In change management it is often said that people resist change by nature. They need time for and it is a long and arduous path.

That is not true!

In the current corona crisis we are seeing how quickly millions of people are adopting new behaviors. They have changed the way they work: home office, telcos, flexible hours. They have changed their leisure time: outdoors as much as possible – while keeping a distance, yoga at home with YouTube instead of in a group, telephone or video calls instead of meeting in a pub.

Change needs time – or relevance?

These changes all happened in a few days and weeks. How quickly or radically a person changes his or her behavior depends largely on how relevant it appears to them:

Change is highly relevant if one expects an immediate positive effect (or wants to avert imminent harm). If a positive effect cannot really be felt or is in the hazy future, it is difficult to change.


We hope that through “social distancing” we will not infect ourselves or others. For most people this is very important, so they now stick to it.

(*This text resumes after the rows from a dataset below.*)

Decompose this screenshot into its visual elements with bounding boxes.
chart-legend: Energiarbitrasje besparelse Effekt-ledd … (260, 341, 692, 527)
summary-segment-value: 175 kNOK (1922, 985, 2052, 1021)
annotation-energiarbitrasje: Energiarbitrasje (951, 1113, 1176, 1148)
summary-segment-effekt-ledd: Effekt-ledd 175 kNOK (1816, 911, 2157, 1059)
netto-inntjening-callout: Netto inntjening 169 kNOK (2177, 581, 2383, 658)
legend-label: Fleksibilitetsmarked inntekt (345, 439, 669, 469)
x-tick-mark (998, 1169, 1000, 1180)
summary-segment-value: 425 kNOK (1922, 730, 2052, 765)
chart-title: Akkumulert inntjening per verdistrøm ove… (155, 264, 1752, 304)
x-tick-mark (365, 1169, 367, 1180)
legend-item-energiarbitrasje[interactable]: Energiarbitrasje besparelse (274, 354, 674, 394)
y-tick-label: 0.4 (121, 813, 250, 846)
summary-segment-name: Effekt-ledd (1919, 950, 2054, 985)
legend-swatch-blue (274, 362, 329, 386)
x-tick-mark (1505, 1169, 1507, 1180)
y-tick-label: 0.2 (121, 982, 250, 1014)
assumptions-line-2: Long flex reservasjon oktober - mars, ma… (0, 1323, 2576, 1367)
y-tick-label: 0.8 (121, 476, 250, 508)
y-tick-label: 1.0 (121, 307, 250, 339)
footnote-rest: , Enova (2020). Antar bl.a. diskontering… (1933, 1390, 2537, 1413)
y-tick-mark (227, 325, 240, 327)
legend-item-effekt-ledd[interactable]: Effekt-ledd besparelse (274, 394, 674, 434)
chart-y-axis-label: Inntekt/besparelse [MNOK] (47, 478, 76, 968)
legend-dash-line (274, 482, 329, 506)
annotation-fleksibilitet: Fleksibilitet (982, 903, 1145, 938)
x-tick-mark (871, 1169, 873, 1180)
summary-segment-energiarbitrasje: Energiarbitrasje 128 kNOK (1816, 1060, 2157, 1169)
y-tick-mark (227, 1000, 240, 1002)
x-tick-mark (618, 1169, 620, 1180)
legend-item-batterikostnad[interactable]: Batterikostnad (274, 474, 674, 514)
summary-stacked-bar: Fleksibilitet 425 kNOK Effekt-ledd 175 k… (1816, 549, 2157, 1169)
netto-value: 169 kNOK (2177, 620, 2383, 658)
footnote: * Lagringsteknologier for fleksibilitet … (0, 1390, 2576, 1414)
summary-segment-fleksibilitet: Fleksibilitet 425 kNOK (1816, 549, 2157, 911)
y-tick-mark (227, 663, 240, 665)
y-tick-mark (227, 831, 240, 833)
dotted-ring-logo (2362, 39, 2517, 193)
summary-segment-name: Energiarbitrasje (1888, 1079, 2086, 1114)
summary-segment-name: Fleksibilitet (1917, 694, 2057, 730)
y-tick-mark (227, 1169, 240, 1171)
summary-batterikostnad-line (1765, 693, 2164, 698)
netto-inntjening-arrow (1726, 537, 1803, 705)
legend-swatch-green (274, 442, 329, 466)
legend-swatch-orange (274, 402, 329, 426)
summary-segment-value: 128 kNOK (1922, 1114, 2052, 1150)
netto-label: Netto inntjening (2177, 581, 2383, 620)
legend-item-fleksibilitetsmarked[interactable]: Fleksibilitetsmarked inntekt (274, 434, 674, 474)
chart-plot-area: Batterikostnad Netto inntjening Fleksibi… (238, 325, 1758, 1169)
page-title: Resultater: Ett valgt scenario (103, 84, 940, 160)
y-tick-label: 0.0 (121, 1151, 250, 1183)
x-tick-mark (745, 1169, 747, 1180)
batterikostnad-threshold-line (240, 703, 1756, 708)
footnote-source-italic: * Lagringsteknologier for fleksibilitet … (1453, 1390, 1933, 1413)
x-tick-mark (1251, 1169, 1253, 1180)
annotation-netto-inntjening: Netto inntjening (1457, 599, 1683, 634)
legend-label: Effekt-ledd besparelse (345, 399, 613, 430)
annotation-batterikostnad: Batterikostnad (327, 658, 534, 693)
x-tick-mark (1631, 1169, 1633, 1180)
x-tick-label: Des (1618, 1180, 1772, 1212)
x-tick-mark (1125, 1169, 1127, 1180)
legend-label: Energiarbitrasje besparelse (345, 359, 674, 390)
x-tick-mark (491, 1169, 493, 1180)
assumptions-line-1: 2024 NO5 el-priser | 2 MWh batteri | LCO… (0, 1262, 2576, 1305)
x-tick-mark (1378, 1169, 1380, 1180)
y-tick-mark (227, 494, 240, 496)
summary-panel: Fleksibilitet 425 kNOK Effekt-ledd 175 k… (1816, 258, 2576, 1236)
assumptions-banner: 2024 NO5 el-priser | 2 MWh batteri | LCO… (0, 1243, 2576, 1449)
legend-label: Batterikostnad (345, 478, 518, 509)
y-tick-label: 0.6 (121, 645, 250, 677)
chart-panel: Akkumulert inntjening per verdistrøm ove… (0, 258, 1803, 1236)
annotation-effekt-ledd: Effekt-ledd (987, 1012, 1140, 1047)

If we have just fallen in love and want to please that person, we suddenly pay special attention to our appearance or behavior.

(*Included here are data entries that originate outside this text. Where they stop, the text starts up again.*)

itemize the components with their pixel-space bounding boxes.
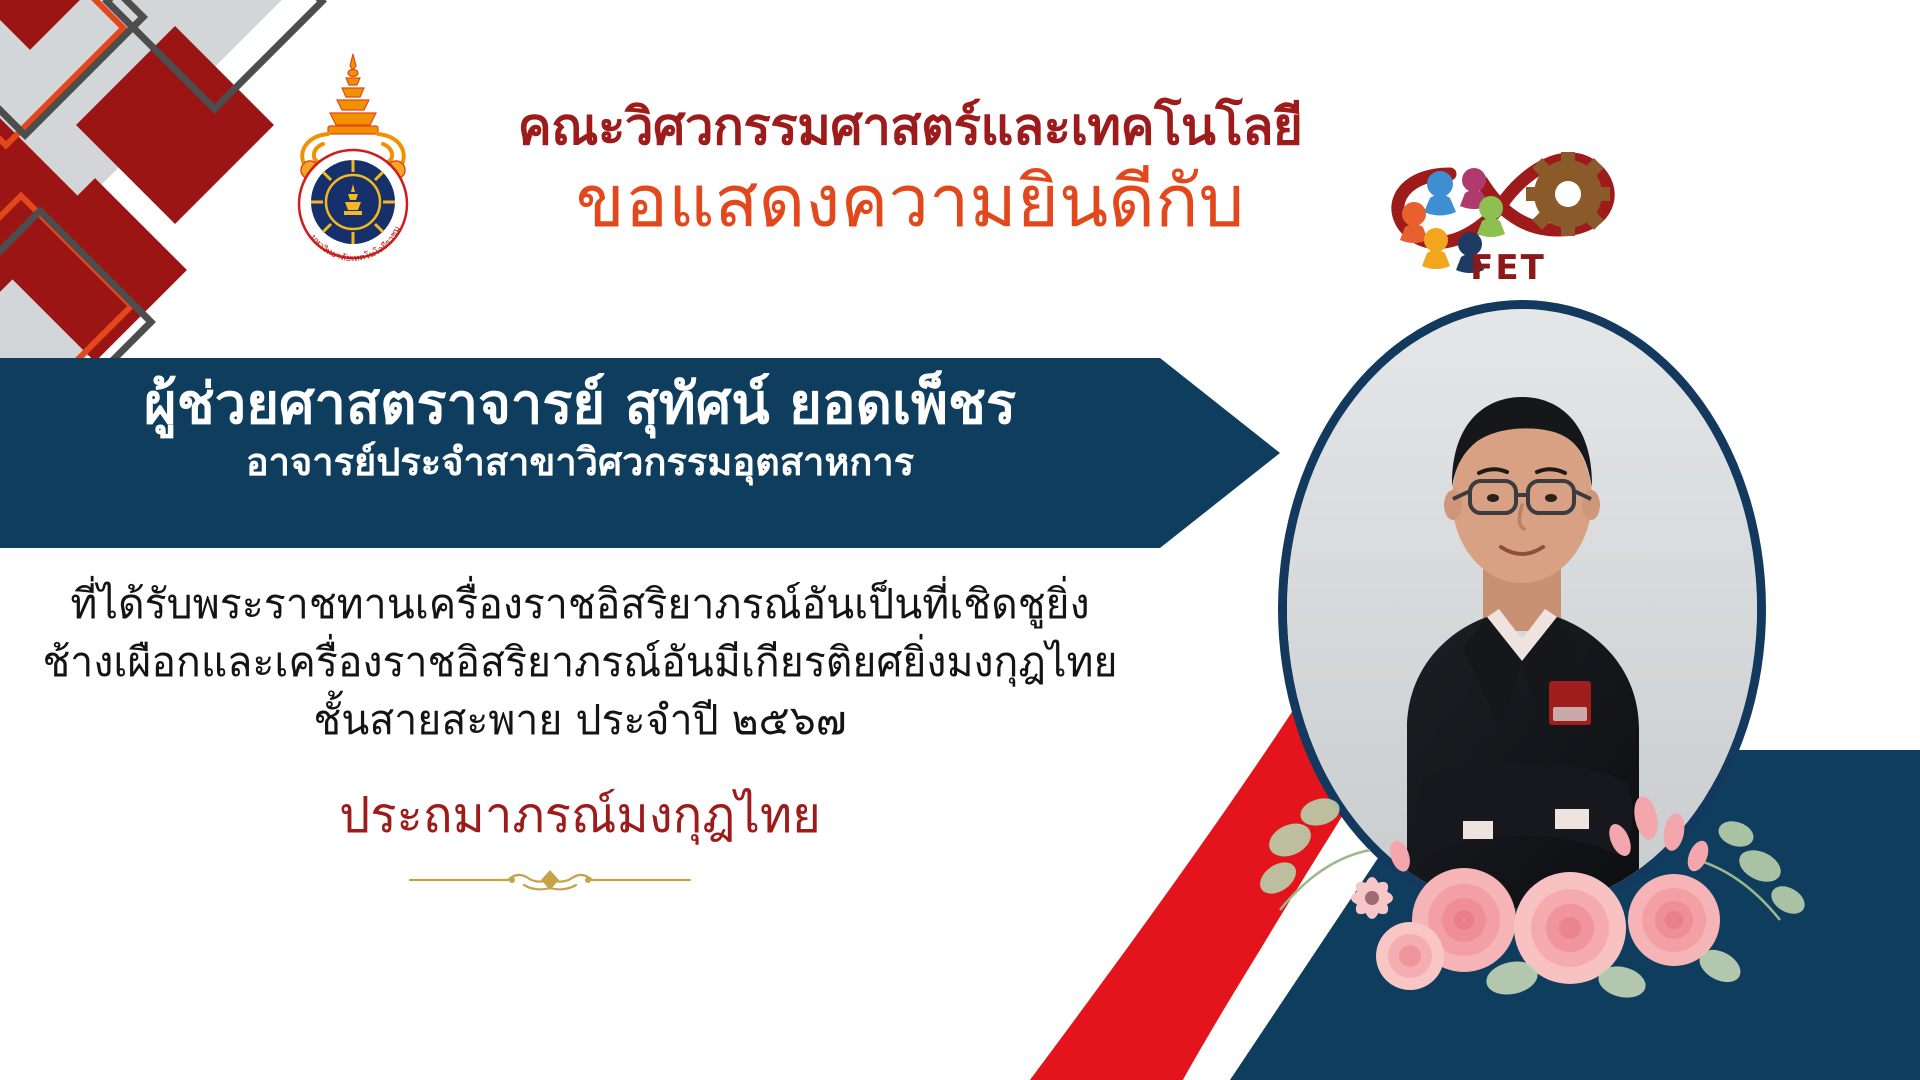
decor-square-red [0,113,87,297]
rose-flower [1376,922,1444,990]
portrait-photo [1278,300,1766,918]
body-line-2: ช้างเผือกและเครื่องราชอิสริยาภรณ์อันมีเก… [20,633,1140,691]
decor-square-grey [0,0,121,111]
decor-square-grey [0,49,131,261]
honoree-role: อาจารย์ประจำสาขาวิศวกรรมอุตสาหการ [0,440,1160,486]
decor-outline-orange [0,191,136,380]
university-seal: มหาวิทยาลัยเทคโนโลยีราชมงคล [268,52,438,267]
congrats-title: ขอแสดงความยินดีกับ [460,161,1360,242]
body-line-1: ที่ได้รับพระราชทานเครื่องราชอิสริยาภรณ์อ… [20,575,1140,633]
body-line-3: ชั้นสายสะพาย ประจำปี ๒๕๖๗ [20,691,1140,749]
decor-outline-grey [0,0,148,140]
congratulations-banner: มหาวิทยาลัยเทคโนโลยีราชมงคล คณะวิศวกรรมศ… [0,0,1920,1080]
chest-badge [1549,681,1591,725]
decor-square-red [76,26,274,224]
decor-outline-orange [0,0,128,150]
honoree-name: ผู้ช่วยศาสตราจารย์ สุทัศน์ ยอดเพ็ชร [0,372,1160,438]
gold-ornament-divider [400,862,700,898]
award-name: ประถมาภรณ์มงกุฎไทย [20,776,1140,854]
faculty-name: คณะวิศวกรรมศาสตร์และเทคโนโลยี [460,100,1360,155]
decor-outline-grey [0,206,156,380]
header-text-block: คณะวิศวกรรมศาสตร์และเทคโนโลยี ขอแสดงความ… [460,100,1360,242]
decor-square-red [0,0,115,50]
decor-square-grey [0,216,129,380]
fet-logo-label: FET [1378,248,1638,288]
decor-square-red [3,178,187,362]
body-text-block: ที่ได้รับพระราชทานเครื่องราชอิสริยาภรณ์อ… [20,575,1140,854]
gear-icon [1526,152,1610,236]
name-ribbon-text: ผู้ช่วยศาสตราจารย์ สุทัศน์ ยอดเพ็ชร อาจา… [0,372,1160,486]
decor-square-grey [0,0,211,171]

Efforts must be “rewarded”!

But if we want to “lose weight” or “invest time in our partner”, it is difficult to push ourselves and eat differently, or to put the work aside and concentrate on the partner. By not eating dessert once, you just don’t lose weight. And a single conversation with your partner does not stabilize a relationship. This only works over a longer period of time, and you notice any improvement only very gradually.

So there must be another good reason to do it anyway: perhaps your favorite pair of pants pinch in the waist. If you lose weight, you will feel it fairly quickly. Or your partner frequently was unhappy, and now you can make him smile more often. So, your efforts are rewarded relatively quickly. And the reward system of our brain is an essential factor for motivation!

It becomes even more difficult when we see no benefit for ourselves at all – and only someone else wants us to change.

No change without a benefit for ourselves!

If our vegetarian friend wants to convince us to stop eating meat because it’s healthier – but we feel good anyway – there will be no permanent change. Maybe we order vegetarian meals when we go out with him. But without him we choose the meat option.

Resistance is created

The same happens in companies: If the benefits are not directly felt by the individual employees, permanent change is not possible. Of course, coercive measures can have a short-term effect. However, as soon as a small amount of leeway is created, people fall back into old behaviors.

Often, pressure is what produces resistance in the first place. It is frequently not at all against the change project itself. Rather, resistance is directed against the approach or the lack or nature of communication about the project’s necessity.

Successful digital transformation must bring direct improvement for the employees

When processes, applications or work steps are digitalized, people who are now expected to work in this way need to notice immediate improvements. These improvements constitute the direct benefit for each of them!

The decisive question for every digital transformation project is therefore: “What immediate improvements will result for people in their everyday working lives?

The answer must then be at the center of communication as to why digital transformation is now sensible and appropriate. Only then can a transformation project take root and become successful!